The Weston family controls Loblaw through its stake in George Weston Ltd. (TSX:WN), where Weston’s father W. Galen Weston is executive chairman of the board.
The younger Weston told analysts Thursday that Loblaw was making the move now “because we feel the timing is right for both our business and the capital markets.”
“REITs are recognized as an optimal vehicle to acquire and develop real estate and the size and quality of our real estate assets should be appealing to investors,” he said.
Loblaw shares closed up almost 14 per cent at $38.20 Thursday on the Toronto Stock Exchange on heavy volume of more than 10 million shares. The stock was up 20 per cent earlier in the trading day.
George Weston (TSX:WN) also saw a boost, rising $4.30, or 6.78 per cent, to close at $67.71.
Weston said the REIT, which the company expects to be one of Canada’s largest, “builds on our long-standing commitment to owning and developing quality real estate.”
He called the business model for the REIT “fairly straightforward.”

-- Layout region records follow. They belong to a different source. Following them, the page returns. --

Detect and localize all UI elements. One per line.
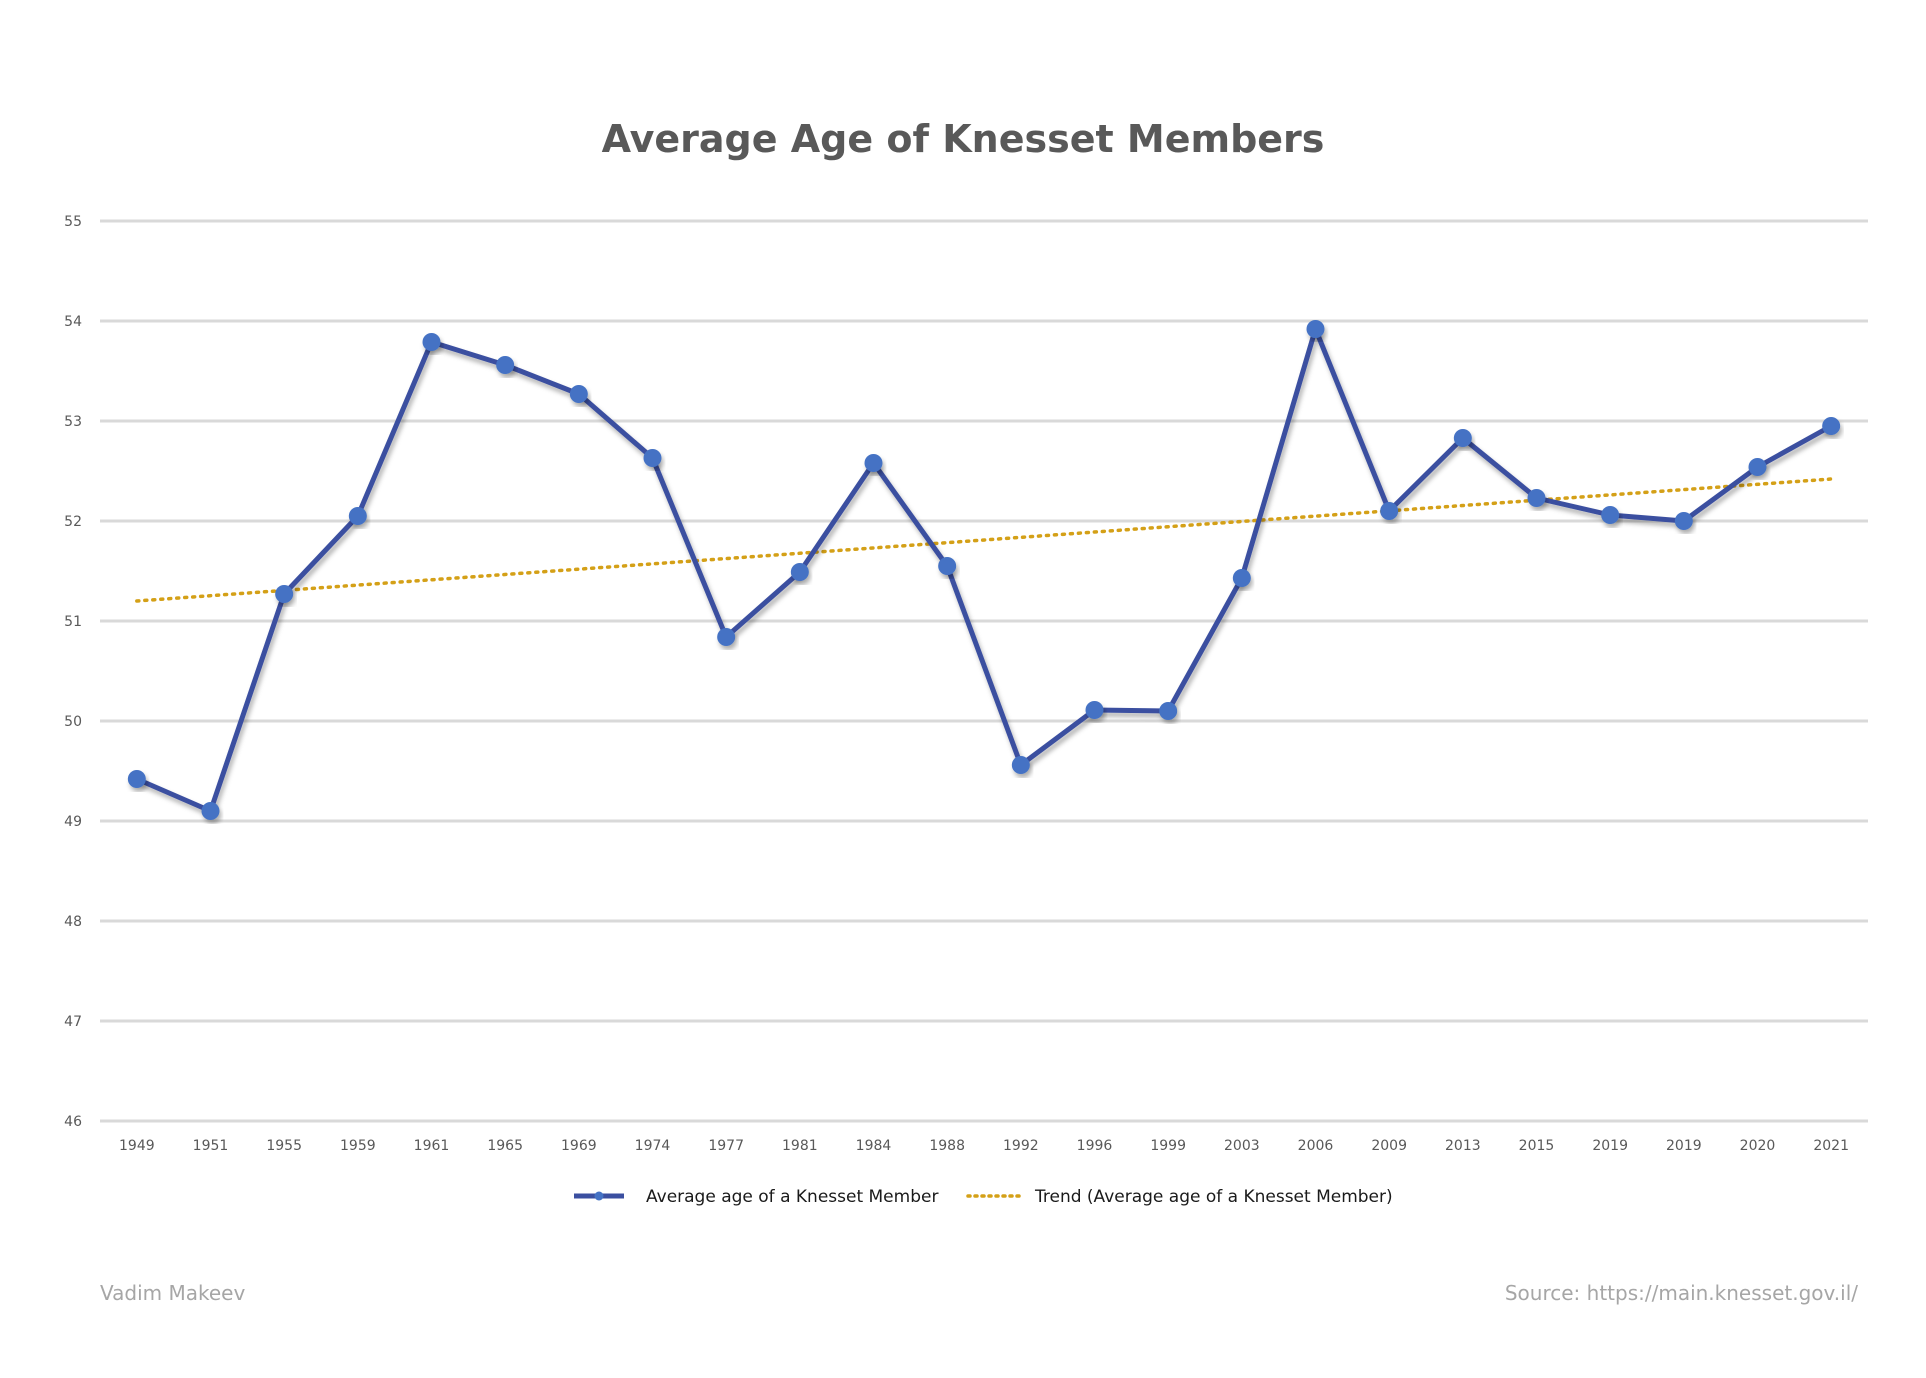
series-line: [134, 326, 1834, 814]
x-tick-label: 1965: [487, 1138, 523, 1154]
data-point: [348, 507, 367, 525]
data-point: [422, 333, 441, 351]
y-tick-label: 53: [64, 414, 82, 430]
legend-trend-label: Trend (Average age of a Knesset Member): [1034, 1187, 1393, 1207]
data-point: [717, 628, 736, 646]
x-tick-label: 2021: [1813, 1138, 1849, 1154]
y-tick-label: 51: [64, 614, 82, 630]
x-tick-label: 1999: [1150, 1138, 1186, 1154]
x-tick-label: 1988: [929, 1138, 965, 1154]
legend-series-marker: [594, 1191, 604, 1201]
data-point: [201, 802, 220, 820]
data-point: [1232, 569, 1251, 587]
x-tick-label: 1969: [561, 1138, 597, 1154]
data-point: [1822, 417, 1841, 435]
x-tick-label: 1949: [119, 1138, 155, 1154]
y-axis-ticks: 46 47 48 49 50 51 52 53 54 55: [64, 214, 82, 1130]
x-tick-label: 1951: [193, 1138, 229, 1154]
legend: Average age of a Knesset Member Trend (A…: [574, 1187, 1393, 1207]
gridlines: [100, 219, 1868, 1123]
x-tick-label: 2015: [1519, 1138, 1555, 1154]
x-tick-label: 2006: [1298, 1138, 1334, 1154]
x-tick-label: 2003: [1224, 1138, 1260, 1154]
data-point: [496, 356, 515, 374]
x-tick-label: 1959: [340, 1138, 376, 1154]
series-layer: [127, 320, 1841, 820]
x-tick-label: 2013: [1445, 1138, 1481, 1154]
data-point: [1380, 502, 1399, 520]
x-tick-label: 1984: [856, 1138, 892, 1154]
y-tick-label: 54: [64, 314, 82, 330]
x-tick-label: 2019: [1666, 1138, 1702, 1154]
data-point: [127, 770, 146, 788]
data-point: [275, 585, 294, 603]
data-point: [864, 454, 883, 472]
data-point: [1085, 701, 1104, 719]
y-tick-label: 50: [64, 714, 82, 730]
data-point: [569, 385, 588, 403]
data-point: [643, 449, 662, 467]
y-tick-label: 52: [64, 514, 82, 530]
x-tick-label: 2009: [1371, 1138, 1407, 1154]
y-tick-label: 48: [64, 914, 82, 930]
data-point: [1748, 458, 1767, 476]
data-point: [938, 557, 957, 575]
x-tick-label: 1955: [266, 1138, 302, 1154]
chart-title: Average Age of Knesset Members: [602, 117, 1325, 161]
x-tick-label: 1981: [782, 1138, 818, 1154]
y-tick-label: 47: [64, 1014, 82, 1030]
y-tick-label: 49: [64, 814, 82, 830]
source-credit: Source: https://main.knesset.gov.il/: [1505, 1281, 1858, 1305]
data-point: [790, 563, 809, 581]
x-tick-label: 1996: [1077, 1138, 1113, 1154]
data-point: [1674, 512, 1693, 530]
data-point: [1011, 756, 1030, 774]
x-tick-label: 2020: [1740, 1138, 1776, 1154]
trendline-layer: [135, 477, 1833, 603]
legend-series-label: Average age of a Knesset Member: [646, 1187, 938, 1207]
data-point: [1159, 702, 1178, 720]
x-tick-label: 1992: [1003, 1138, 1039, 1154]
x-axis-ticks: 1949 1951 1955 1959 1961 1965 1969 1974 1977 1981…: [119, 1138, 1849, 1154]
y-tick-label: 55: [64, 214, 82, 230]
x-tick-label: 1977: [708, 1138, 744, 1154]
data-point: [1306, 320, 1325, 338]
data-point: [1601, 506, 1620, 524]
author-credit: Vadim Makeev: [100, 1281, 245, 1305]
data-point: [1453, 429, 1472, 447]
x-tick-label: 1961: [414, 1138, 450, 1154]
x-tick-label: 1974: [635, 1138, 671, 1154]
x-tick-label: 2019: [1592, 1138, 1628, 1154]
trend-line: [135, 477, 1833, 603]
y-tick-label: 46: [64, 1114, 82, 1130]
data-point: [1527, 489, 1546, 507]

“We will use the initial Loblaw real estate assets as a base and then drive growth in two ways — through vending in the remaining Loblaw real estate assets over time and investing to build a diversified portfolio of non-Loblaw properties,” he said.
As part of the transaction, Loblaw intends to contribute approximately 35 million square feet to the REIT and will enter into long-term lease arrangements with the REIT on those properties.
The contributed real estate portfolio will be largely retail focused and comprise a geographically diverse mix of stores and shopping centres, and will also include warehouses and office buildings.
Loblaw’s real estate portfolio spans an estimated 47 million square feet and has a current estimated market value of $9 billion to $10 billion.
Loblaw expects that as a stand-alone entity, the REIT will benefit from a lower cost of capital, which will support its development and expansion.
The REIT will have a dedicated management team — with candidates being sought from both within and outside the company — focused on overseeing the contributed properties and growing the portfolio, while Loblaw will provide support and various services.
Meanwhile, Davis said she expects the move will have a “minimal impact” on Loblaw’s consolidated results in the near term.
“Paying rent will reduce Loblaw retail EBITDA margins but we expect distributions and interest payments made by the REIT to Loblaw to reduce the drag on earnings substantially,” she said.
Loblaw president Vicente Trius said creation of the REIT was a “very positive event” for the whole company.
“I am confident that this development will facilitate our ability to deliver our plan to strengthen our competition for the long term.”
Trius said he expects the REIT to help drive retail store development and create a more attractive shopping experience for customers.